For instance, with the current worldwide Occupy protests, which cut across all groups, Hancock offers intersectionality as a potential method for focusing the movement with a collective message.
“Right now, what we see with Occupy Wall Street is that virtually everyone involved — whether they’re on Wall Street, in Los Angeles or in another country — is that they are coming to the movement from any number of political issues.
“Intersectionality really helps us think about what would be the common policy agendas that could be put into place that would address what’s going on right now,” she said.

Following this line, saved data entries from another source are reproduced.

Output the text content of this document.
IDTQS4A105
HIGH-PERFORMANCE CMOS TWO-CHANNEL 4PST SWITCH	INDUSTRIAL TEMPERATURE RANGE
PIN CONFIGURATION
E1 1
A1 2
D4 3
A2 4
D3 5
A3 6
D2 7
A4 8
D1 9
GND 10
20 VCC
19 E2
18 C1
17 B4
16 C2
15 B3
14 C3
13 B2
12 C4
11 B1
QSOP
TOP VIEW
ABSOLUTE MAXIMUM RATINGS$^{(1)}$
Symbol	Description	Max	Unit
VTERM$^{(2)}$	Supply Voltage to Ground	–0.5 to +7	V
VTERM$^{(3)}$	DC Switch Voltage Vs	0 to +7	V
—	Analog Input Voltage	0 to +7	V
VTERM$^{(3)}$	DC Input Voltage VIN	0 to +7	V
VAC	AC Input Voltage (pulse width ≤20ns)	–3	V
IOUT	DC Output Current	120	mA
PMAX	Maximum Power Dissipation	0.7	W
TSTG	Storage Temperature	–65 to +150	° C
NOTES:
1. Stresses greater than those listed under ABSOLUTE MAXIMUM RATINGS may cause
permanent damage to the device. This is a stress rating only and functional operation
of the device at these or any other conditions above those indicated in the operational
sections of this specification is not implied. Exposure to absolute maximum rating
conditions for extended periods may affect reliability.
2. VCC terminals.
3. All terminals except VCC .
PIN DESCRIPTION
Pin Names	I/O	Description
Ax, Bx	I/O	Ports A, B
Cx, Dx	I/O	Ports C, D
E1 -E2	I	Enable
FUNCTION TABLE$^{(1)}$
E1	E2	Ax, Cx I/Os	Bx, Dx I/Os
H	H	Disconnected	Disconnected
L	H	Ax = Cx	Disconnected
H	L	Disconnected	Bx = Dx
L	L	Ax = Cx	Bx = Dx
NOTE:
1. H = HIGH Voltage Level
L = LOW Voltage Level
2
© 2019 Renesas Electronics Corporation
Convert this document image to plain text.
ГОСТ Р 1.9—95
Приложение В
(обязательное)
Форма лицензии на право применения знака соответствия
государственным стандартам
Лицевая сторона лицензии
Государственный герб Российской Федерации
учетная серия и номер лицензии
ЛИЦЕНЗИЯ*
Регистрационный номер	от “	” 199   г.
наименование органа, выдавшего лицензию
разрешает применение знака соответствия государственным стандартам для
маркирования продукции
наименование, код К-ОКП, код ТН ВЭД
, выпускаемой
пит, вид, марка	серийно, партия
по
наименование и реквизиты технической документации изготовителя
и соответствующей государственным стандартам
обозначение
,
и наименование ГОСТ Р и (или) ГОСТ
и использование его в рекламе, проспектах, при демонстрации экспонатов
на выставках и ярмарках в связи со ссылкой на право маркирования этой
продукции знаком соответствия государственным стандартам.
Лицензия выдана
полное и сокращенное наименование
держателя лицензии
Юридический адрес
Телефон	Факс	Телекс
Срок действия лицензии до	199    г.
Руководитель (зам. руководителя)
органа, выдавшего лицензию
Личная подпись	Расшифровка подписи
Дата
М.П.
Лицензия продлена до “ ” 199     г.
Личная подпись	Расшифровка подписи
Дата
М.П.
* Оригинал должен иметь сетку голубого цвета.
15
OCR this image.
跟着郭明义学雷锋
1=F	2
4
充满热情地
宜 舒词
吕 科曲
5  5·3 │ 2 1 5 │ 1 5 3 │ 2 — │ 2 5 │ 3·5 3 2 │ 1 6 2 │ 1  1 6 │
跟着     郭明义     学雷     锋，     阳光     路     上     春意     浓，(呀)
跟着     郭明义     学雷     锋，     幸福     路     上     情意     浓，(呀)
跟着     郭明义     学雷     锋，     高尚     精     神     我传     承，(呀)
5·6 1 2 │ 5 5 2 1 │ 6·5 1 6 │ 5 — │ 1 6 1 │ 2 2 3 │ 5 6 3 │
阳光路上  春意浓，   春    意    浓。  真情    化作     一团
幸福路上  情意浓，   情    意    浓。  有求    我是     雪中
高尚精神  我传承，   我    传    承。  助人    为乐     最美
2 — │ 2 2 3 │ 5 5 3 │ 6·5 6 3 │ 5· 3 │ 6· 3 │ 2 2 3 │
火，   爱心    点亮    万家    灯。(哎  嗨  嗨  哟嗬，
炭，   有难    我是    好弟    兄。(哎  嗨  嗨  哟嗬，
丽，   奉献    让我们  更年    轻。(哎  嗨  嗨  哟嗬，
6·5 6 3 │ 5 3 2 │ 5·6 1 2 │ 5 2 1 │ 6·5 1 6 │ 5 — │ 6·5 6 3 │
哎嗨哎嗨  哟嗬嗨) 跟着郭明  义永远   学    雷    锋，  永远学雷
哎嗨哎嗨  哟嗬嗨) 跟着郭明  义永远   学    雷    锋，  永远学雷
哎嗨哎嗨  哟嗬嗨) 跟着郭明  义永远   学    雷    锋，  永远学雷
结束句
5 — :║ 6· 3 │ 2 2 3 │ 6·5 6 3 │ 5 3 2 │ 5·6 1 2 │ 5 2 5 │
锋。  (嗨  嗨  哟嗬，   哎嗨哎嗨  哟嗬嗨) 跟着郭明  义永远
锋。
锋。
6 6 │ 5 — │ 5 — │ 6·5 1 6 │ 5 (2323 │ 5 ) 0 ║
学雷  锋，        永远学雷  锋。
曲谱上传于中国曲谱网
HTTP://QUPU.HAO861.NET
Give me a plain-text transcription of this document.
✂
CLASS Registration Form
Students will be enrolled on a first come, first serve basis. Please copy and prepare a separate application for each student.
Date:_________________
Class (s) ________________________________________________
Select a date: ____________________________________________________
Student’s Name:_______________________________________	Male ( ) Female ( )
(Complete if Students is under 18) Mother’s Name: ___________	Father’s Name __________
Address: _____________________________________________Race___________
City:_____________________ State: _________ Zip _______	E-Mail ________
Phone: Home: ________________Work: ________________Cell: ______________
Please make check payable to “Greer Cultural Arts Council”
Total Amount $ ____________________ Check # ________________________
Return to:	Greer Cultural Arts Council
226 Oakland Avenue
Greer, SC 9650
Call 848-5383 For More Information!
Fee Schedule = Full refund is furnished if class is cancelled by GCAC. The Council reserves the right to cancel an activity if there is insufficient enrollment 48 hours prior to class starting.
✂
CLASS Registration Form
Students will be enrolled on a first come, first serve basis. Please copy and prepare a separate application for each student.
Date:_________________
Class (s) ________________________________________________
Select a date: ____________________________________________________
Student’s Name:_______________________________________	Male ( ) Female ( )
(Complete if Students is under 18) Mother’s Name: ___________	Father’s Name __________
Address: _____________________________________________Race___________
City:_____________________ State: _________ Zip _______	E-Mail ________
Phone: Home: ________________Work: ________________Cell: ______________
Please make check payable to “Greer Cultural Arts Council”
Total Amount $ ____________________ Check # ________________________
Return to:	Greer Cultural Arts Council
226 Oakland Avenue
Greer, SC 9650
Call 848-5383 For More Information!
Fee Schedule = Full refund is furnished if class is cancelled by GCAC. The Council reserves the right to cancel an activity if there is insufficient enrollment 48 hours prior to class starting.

Hancock, who is associate director of the Center for the Study of Immigrant Integration in USC Dornsife, has served as an international expert in American politics for the U.S. Department of State. She also worked for the National Basketball Association where she conducted the preliminary research and wrote the original business plan for the Women’s National Basketball Association.
Solidarity Politics for Millennials is the first book in the series “The Politics of Intersectionality,” which Hancock is co-editing with British sociologist Nira Yuval-Davis. Forthcoming titles will look at faith and activism, and ways that intersectionality has been implemented in the European Union and around the world.
With the inaugural volume, Hancock hopes to engage millennials with a meaningful new framework for political progress. “In order to have an informed opinion, it helps to have a different analytical framework instead of simply being cued unknowingly into thinking through the Oppression Olympics.”